横浜銀行と千葉銀行 幅広い分野で業務提携へ

横浜銀行と千葉銀行 幅広い分野で業務提携へ
地方銀行として資産規模がトップクラスの横浜銀行と千葉銀行は、個人向けの金融商品の提供や企業向けのサービスなど、幅広い分野で提携する方針を固めました。低金利が続いて金融機関の経営環境が厳しさを増す中、地銀の大手が異例の提携に踏み切ることになります。
関係者によりますと、横浜銀行と千葉銀行は業務提携をする方針を固め、10日、それぞれ取締役会を開いて基本合意する見通しです。

個人向けの業務では、遺言信託などこれからニーズが増えると見込まれる高齢者向けの金融サービスを共同で提供することを検討します。

また企業向けには、協調融資や取引先の企業を紹介しあって合併などを提案するビジネスで連携することを検討します。

両行は現在、互いの株式を持ち合っていますが、今回の提携で保有する株式は増やさず、資本面の関係に変更はないとしています。

横浜銀行と千葉銀行は、総資産の規模が地方銀行の中ではトップクラスです。横浜銀行は3年前に東日本銀行と経営統合、千葉銀行も新潟県や岡山県などにある地方銀行とグループをつくって、システム面の連携を進めています。

地方銀行は、日銀のマイナス金利政策の下で低金利が続いているうえ、IT企業によるキャッシュレス決済のサービスが急激に普及して、経営環境は厳しくなっています。

トップクラスの地銀どうしの異例の提携は、関東圏で築いた営業網を互いに活用して厳しい環境を乗り越えるねらいがあるとみられます。

横浜銀行 総資産16兆円余

横浜銀行は横浜市に本店を置き、総資産は16兆円余りと全国の地方銀行でトップです。

神奈川県内に170余りの支店を持ち、3つのメガバンクに匹敵する営業網を築いているほか、3年前には東京 中央区に本店がある東日本銀行と経営統合し、都内の中小企業向けの融資を積極的に行っています。

長く地銀トップの座にいる横浜銀行ですが、低金利が長引いて厳しい経営環境が続き、ことし3月期の決算の最終的な利益は3年前と比べて30%余り減少しています。

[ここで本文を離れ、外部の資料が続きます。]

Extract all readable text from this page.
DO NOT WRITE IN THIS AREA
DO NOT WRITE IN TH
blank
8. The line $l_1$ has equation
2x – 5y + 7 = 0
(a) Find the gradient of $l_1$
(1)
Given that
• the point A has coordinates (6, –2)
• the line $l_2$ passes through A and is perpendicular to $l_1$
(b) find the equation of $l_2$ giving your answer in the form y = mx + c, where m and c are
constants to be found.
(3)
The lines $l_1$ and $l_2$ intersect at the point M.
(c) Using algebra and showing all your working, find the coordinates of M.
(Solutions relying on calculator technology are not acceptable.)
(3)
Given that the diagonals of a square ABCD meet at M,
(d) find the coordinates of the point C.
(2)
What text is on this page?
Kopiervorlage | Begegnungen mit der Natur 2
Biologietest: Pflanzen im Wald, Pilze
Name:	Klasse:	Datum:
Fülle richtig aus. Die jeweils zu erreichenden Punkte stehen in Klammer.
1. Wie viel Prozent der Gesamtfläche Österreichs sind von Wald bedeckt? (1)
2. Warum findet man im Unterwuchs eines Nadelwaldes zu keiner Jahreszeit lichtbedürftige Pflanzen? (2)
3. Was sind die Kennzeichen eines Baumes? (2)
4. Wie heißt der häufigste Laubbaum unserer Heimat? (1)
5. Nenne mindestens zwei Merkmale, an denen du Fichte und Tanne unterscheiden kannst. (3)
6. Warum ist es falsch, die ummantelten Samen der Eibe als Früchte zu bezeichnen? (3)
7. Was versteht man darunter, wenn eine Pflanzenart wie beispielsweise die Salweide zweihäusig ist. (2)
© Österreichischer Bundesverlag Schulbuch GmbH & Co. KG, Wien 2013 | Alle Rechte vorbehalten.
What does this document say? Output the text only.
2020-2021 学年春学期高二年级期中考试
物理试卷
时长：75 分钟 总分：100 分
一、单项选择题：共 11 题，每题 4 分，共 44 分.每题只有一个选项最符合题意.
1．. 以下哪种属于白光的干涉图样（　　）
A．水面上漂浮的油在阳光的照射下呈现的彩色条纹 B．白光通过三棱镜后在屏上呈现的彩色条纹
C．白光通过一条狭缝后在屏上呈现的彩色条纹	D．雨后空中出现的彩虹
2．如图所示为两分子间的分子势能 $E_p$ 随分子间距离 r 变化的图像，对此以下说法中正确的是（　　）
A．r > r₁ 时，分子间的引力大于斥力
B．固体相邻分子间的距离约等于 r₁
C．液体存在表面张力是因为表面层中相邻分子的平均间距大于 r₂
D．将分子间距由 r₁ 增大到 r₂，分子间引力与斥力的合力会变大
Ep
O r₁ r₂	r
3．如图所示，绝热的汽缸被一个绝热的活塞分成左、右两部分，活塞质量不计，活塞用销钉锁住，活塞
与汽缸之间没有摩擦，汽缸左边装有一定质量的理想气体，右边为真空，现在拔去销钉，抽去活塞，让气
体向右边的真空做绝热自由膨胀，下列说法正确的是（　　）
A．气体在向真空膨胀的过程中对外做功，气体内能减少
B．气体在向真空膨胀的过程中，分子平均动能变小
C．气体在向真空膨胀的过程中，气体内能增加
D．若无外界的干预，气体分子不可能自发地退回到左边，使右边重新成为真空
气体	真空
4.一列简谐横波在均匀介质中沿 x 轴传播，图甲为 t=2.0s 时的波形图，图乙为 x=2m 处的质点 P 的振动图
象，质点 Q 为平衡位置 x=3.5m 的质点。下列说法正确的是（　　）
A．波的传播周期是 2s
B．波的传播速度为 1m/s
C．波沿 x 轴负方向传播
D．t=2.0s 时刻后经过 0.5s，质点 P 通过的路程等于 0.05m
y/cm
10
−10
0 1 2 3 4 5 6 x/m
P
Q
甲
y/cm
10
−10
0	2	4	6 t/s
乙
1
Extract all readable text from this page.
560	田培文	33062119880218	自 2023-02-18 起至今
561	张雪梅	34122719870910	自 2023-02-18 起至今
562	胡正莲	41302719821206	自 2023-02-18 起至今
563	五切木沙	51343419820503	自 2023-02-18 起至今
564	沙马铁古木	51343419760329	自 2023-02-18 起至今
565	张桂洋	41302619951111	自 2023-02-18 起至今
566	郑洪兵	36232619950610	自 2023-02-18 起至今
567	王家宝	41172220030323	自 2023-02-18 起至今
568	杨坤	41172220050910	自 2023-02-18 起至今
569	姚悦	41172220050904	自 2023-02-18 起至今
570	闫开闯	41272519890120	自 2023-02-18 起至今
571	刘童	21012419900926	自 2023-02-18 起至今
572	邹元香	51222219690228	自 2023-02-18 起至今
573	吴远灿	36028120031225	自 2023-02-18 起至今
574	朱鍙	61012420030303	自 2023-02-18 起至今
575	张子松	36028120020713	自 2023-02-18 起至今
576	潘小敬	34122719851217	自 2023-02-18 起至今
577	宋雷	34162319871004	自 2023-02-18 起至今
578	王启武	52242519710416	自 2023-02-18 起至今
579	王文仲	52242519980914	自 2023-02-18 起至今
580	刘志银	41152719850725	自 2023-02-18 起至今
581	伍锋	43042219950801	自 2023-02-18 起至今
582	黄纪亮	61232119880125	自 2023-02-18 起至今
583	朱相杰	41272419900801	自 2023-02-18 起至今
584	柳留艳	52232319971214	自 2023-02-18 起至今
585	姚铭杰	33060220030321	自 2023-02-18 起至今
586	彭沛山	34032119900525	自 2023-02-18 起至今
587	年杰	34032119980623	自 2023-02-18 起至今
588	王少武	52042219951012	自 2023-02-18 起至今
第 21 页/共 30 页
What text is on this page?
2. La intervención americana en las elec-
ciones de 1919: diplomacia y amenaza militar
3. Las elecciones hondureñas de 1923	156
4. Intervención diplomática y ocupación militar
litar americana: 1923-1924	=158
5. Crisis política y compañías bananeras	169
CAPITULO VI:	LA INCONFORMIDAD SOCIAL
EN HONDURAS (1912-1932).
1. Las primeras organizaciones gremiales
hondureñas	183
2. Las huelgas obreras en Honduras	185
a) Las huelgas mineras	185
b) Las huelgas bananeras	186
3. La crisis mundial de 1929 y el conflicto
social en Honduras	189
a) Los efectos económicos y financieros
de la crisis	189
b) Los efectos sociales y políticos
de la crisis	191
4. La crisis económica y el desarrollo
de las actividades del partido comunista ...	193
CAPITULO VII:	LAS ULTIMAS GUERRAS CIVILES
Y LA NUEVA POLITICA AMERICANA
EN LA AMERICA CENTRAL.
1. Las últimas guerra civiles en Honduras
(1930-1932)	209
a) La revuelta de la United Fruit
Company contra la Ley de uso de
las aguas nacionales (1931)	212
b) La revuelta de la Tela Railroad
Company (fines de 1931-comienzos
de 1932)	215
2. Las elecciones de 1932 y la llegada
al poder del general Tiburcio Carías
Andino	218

ことし5月に発表した経営計画で店舗の2割余りを統廃合する方針を公表し、効率化と収益力の強化をどう進めるかが課題になっています。

千葉銀行 総資産14兆円余

千葉銀行は千葉市に本店を置き、総資産が14兆円余りと地方銀行としては横浜銀行、福岡銀行に続く3番目の規模です。

4年前から同じシステムを利用している新潟県の第四銀行や岡山県の中国銀行など全国の8つの地方銀行と「TSUBASAアライアンス」というグループをつくっています。

システムの共通化でコストを削減し、フィンテックの分野で共同研究を進めています。

また、さいたま市に本店がある武蔵野銀行とも業務提携し、ほかの銀行との連携に積極的です。

千葉銀行も収益は伸び悩み、ことし3月期の決算では最終的な利益が3年前に比べて1割ほど減少しています。ほかの銀行との連携をどう収益拡大に結び付けるかが課題になっています。